Jul 9 2007
A study led by researchers at the Keck School of Medicine of the University of Southern California (USC) has found that one of seven genetic risk factors previously identified as increasing the probability of developing prostate cancer also increases the probability of developing colorectal cancer.
As in the previous
prostate cancer study, which was also conducted by USC researchers and published in the April 2007 edition of
Nature Genetics, the colorectal cancer risk factor is located in a region of the human genome devoid of known genes on chromosome 8. The study's complete findings will be published in
Nature Genetics.
“This is an important finding because, for the first time, a common genetic risk factor for multiple cancers has been identified,” says lead author Christopher Haiman, assistant professor of preventive medicine at the Keck School of Medicine of USC. Adding, “There appears to be something fundamental occurring in this region that influences not only colorectal and prostate cancer, but perhaps cancers in general.” (Another recently published study, in which USC researchers also were involved, identified variants in this same chromosomal region as playing a predictive role relative to the risk of developing breast cancer.)
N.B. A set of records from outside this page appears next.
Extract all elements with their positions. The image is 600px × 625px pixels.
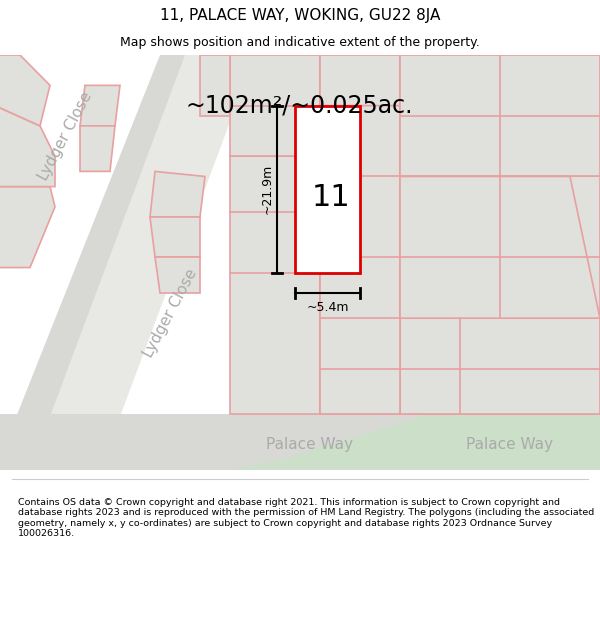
Polygon shape	[320, 318, 600, 414]
Text: Contains OS data © Crown copyright and database right 2021. This information is : Contains OS data © Crown copyright and d…	[18, 498, 594, 538]
Text: ~5.4m: ~5.4m	[306, 301, 349, 314]
Polygon shape	[320, 55, 400, 106]
Polygon shape	[150, 217, 200, 258]
Polygon shape	[80, 86, 120, 126]
Text: Palace Way: Palace Way	[266, 438, 353, 452]
Polygon shape	[155, 258, 200, 293]
Text: Map shows position and indicative extent of the property.: Map shows position and indicative extent…	[120, 36, 480, 49]
Text: 11: 11	[311, 183, 350, 212]
Polygon shape	[400, 176, 600, 318]
Text: 11, PALACE WAY, WOKING, GU22 8JA: 11, PALACE WAY, WOKING, GU22 8JA	[160, 8, 440, 23]
Polygon shape	[400, 55, 600, 176]
Text: Lydger Close: Lydger Close	[35, 89, 95, 183]
Text: ~21.9m: ~21.9m	[260, 164, 274, 214]
Polygon shape	[230, 55, 320, 156]
Polygon shape	[30, 55, 255, 470]
Polygon shape	[320, 106, 400, 181]
Polygon shape	[150, 171, 205, 217]
Text: Lydger Close: Lydger Close	[140, 266, 200, 360]
Bar	[0, 414, 600, 470]
Polygon shape	[320, 176, 400, 414]
Text: ~102m²/~0.025ac.: ~102m²/~0.025ac.	[185, 94, 413, 118]
Polygon shape	[400, 318, 600, 414]
Polygon shape	[230, 156, 320, 414]
Bar	[295, 106, 360, 272]
Polygon shape	[80, 126, 115, 171]
Polygon shape	[0, 55, 50, 126]
Polygon shape	[0, 187, 55, 268]
Polygon shape	[400, 176, 600, 318]
Polygon shape	[0, 106, 55, 187]
Polygon shape	[200, 389, 600, 470]
Text: Palace Way: Palace Way	[467, 438, 554, 452]
Polygon shape	[0, 55, 230, 470]
Polygon shape	[200, 55, 230, 116]
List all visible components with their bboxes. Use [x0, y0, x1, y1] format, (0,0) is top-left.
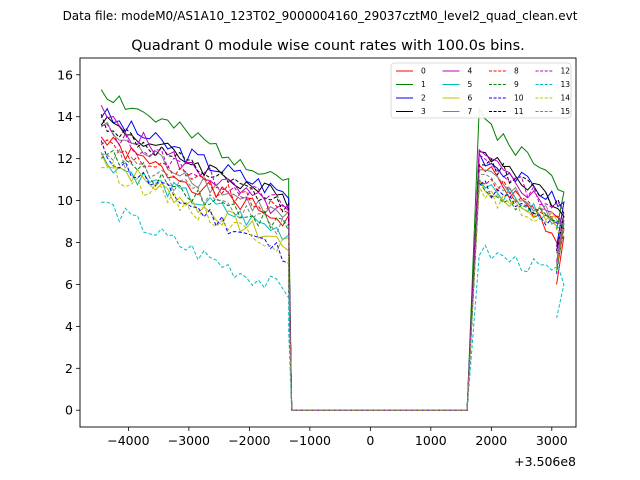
x-tick-label: −3000	[168, 433, 210, 448]
series-line-3	[100, 116, 565, 411]
x-tick-label: −4000	[107, 433, 149, 448]
legend-label: 12	[561, 67, 571, 76]
series-line-1	[100, 89, 565, 411]
series-line-2	[100, 107, 565, 411]
x-tick-label: 1000	[415, 433, 447, 448]
plot-area	[100, 89, 565, 411]
series-line-4	[100, 104, 565, 411]
legend-label: 7	[468, 107, 473, 116]
y-tick-label: 6	[65, 277, 73, 292]
chart-suptitle: Data file: modeM0/AS1A10_123T02_90000041…	[63, 9, 578, 23]
x-axis: −4000 −3000 −2000 −1000 0 1000 2000 3000	[107, 427, 568, 448]
series-line-14	[101, 161, 565, 411]
series-line-0	[100, 136, 565, 411]
y-tick-label: 0	[65, 403, 73, 418]
legend-label: 3	[421, 107, 426, 116]
y-tick-label: 12	[57, 151, 73, 166]
y-tick-label: 14	[57, 109, 73, 124]
series-line-11	[100, 114, 565, 411]
legend-label: 15	[561, 107, 571, 116]
legend-label: 11	[514, 107, 524, 116]
series-line-8	[100, 139, 565, 411]
legend-label: 10	[514, 94, 524, 103]
series-line-13	[101, 201, 565, 411]
y-tick-label: 10	[57, 193, 73, 208]
x-tick-label: −2000	[228, 433, 270, 448]
series-line-12	[101, 123, 565, 411]
y-axis: 0 2 4 6 8 10 12 14 16	[57, 67, 80, 418]
y-tick-label: 2	[65, 361, 73, 376]
x-tick-label: −1000	[289, 433, 331, 448]
series-line-5	[100, 152, 565, 411]
series-line-15	[101, 147, 565, 411]
x-tick-label: 0	[366, 433, 374, 448]
legend-label: 1	[421, 80, 426, 89]
y-tick-label: 4	[65, 319, 73, 334]
legend-label: 0	[421, 67, 426, 76]
legend-label: 5	[468, 80, 473, 89]
chart-title: Quadrant 0 module wise count rates with …	[131, 38, 525, 54]
x-tick-label: 2000	[475, 433, 507, 448]
legend-box	[390, 62, 572, 119]
series-line-6	[100, 153, 565, 411]
series-line-7	[100, 121, 565, 411]
x-offset-label: +3.506e8	[514, 454, 576, 469]
legend-label: 6	[468, 94, 473, 103]
legend-label: 13	[561, 80, 571, 89]
y-tick-label: 16	[57, 67, 73, 82]
legend-label: 2	[421, 94, 426, 103]
legend-label: 14	[561, 94, 571, 103]
x-tick-label: 3000	[536, 433, 568, 448]
legend-label: 4	[468, 67, 473, 76]
legend-label: 8	[514, 67, 519, 76]
y-tick-label: 8	[65, 235, 73, 250]
legend-label: 9	[514, 80, 519, 89]
series-line-9	[100, 149, 565, 411]
series-line-10	[100, 140, 565, 411]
For the current colorectal cancer study, the USC team genotyped six of the seven variants previously identified as increasing the risk of prostate cancer development. The samples analyzed totaled 1,807 invasive colorectal cancer cases and 5,511 controls. These samples were drawn from five populations (African Americans, Japanese Americans, Native Hawaiians, Latinos, and European Americans) included in the Multiethnic Cohort Study, an epidemiological study of more than 215,000 people from Los Angeles and Hawaii created in 1993 by Brian Henderson, dean, Keck School of Medicine of USC, and Laurence Kolonel of the University of Hawaii.
According to Henderson, co-author of the colorectal cancer study, “Having previously identified several genetic risk factors related to prostate cancer, and now having identified one of these same variants as predictive of colorectal cancer risk, brings us closer to our long-term goal of developing a model that more precisely pinpoints who is at greater risk for developing colorectal, prostate, and other cancers.” However, Henderson notes, “We still need to identify the biological mechanism through which these variants are influencing the development of various cancers.”
The study also involved researchers at the University of Hawaii.
The National Institutes of Health and the National Cancer Institute provided funding for this study.